Line; After
©Marcia Kure, Network V (Detail) 2026. Large-scale drawing from Network V with a richly layered surface built from charcoal, acrylic, graphite, and subtle traces of gold. Dense, intersecting lines spread across the composition, forming a network of routes, crossings, and clustered marks that suggest movement, circulation, and infrastructure. Areas of deep indigo saturation contrast with lighter, abraded passages, creating a sense of accumulation and erosion over time. The marks produce a dynamic field of connections, evoking glyphs, trade routes, data flows, and systems of exchange. The surface appears worked and reworked, holding traces of pressure, repetition, and material history.
Line as network, infrastructure, and inscription
After my return from Sweden, I began to reflect deeply on the experience and reassess the role of the line in my work. I demanded more from it, not just as a formal device but as a conceptual tool. I explored its many manifestations: line as form, couture, gesture, writing, drawing; line in space; line as infrastructure; and line as network. It became a way to articulate systems, bodies, and relations, both visible and invisible.
As I traced the movement of goods, my focus turned to the mechanisms of power that govern circulation: who controls it, who assigns value, who is allowed to cross borders, and who is not. The more I examined these flows, the more evident it became that capital organizes bodies, borders, land, and territory according to its own logic of accumulation.

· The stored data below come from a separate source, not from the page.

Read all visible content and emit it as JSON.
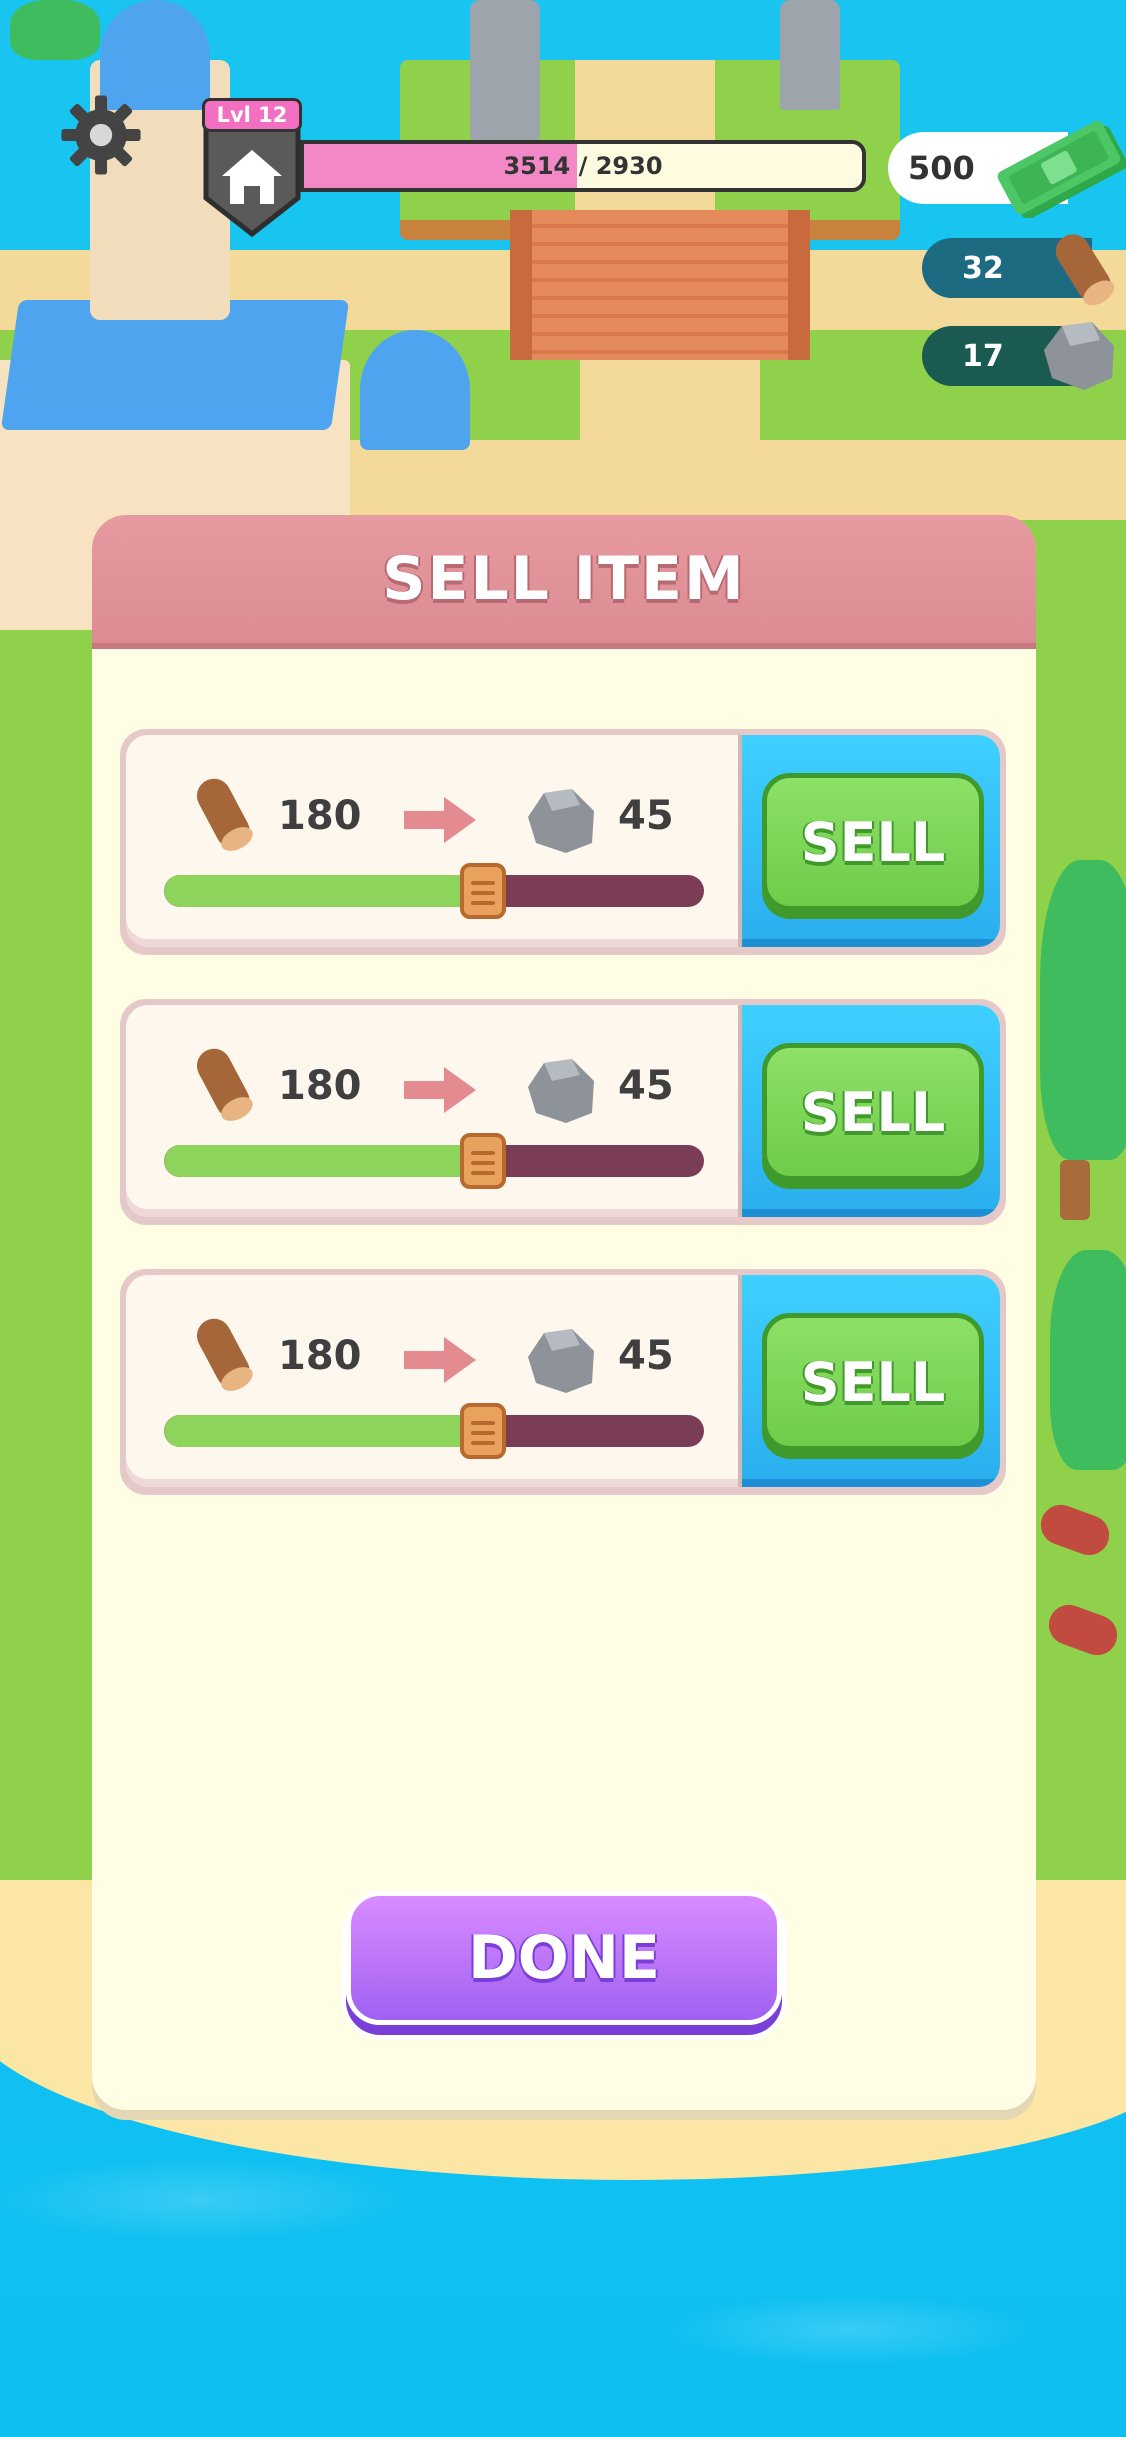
{
  "hud": {
    "level_label": "Lvl 12",
    "xp_text": "3514 / 2930",
    "xp_progress": 0.49,
    "cash": "500",
    "resources": [
      {
        "name": "wood",
        "icon": "wood-log-icon",
        "value": "32"
      },
      {
        "name": "stone",
        "icon": "stone-icon",
        "value": "17"
      }
    ]
  },
  "panel": {
    "title": "SELL ITEM",
    "offers": [
      {
        "give_icon": "wood-log-icon",
        "give_amount": "180",
        "get_icon": "stone-icon",
        "get_amount": "45",
        "slider_value": 0.59,
        "sell_label": "SELL"
      },
      {
        "give_icon": "wood-log-icon",
        "give_amount": "180",
        "get_icon": "stone-icon",
        "get_amount": "45",
        "slider_value": 0.59,
        "sell_label": "SELL"
      },
      {
        "give_icon": "wood-log-icon",
        "give_amount": "180",
        "get_icon": "stone-icon",
        "get_amount": "45",
        "slider_value": 0.59,
        "sell_label": "SELL"
      }
    ],
    "done_label": "DONE"
  },
  "colors": {
    "header": "#dc8b92",
    "panel_bg": "#fffde4",
    "sell_green": "#6fcc4a",
    "sell_bg_blue": "#2aaeee",
    "done_purple": "#a160f2",
    "xp_pink": "#f388c6",
    "slider_green": "#8ed35b",
    "slider_track": "#7a3d55"
  }
}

I began to consider merchant capitalism not as a historical footnote but as a foundational structure. It was an early form of capital that generated profit not through production but through movement: buying cheaply in one place and selling at a premium in another. It operates through extraction, displacement, and removal. It renders land fungible and bodies exchangeable. Merchant capitalism laid the groundwork for contemporary systems of trade, surveillance, and logistical control. These structures continue to shape how we move through the world.
This led me to ask: Under what conditions does something become a commodity? What must be displaced, enclosed, or coerced to make circulation possible? What forms of violence sustain the flow of goods? These questions sharpened my interest in the control of land and territory, not simply as geography but as infrastructure for profit. Borders are not just lines on a map; they are instruments of exclusion and inclusion, enforced through power.
In the studio, this inquiry brought renewed focus to the body as both subject and object of these systems, a site through which capital moves, but also one that resists, absorbs, and remembers.
I began to recognize the continuity between systems: how one structure leads into another, how seemingly distinct processes are deeply entangled. At the same time, I confronted the limits of perception. The vastness of these networks makes them impossible to grasp in their entirety. I could only ever see fragments: partial glimpses of an expansive, evolving mesh.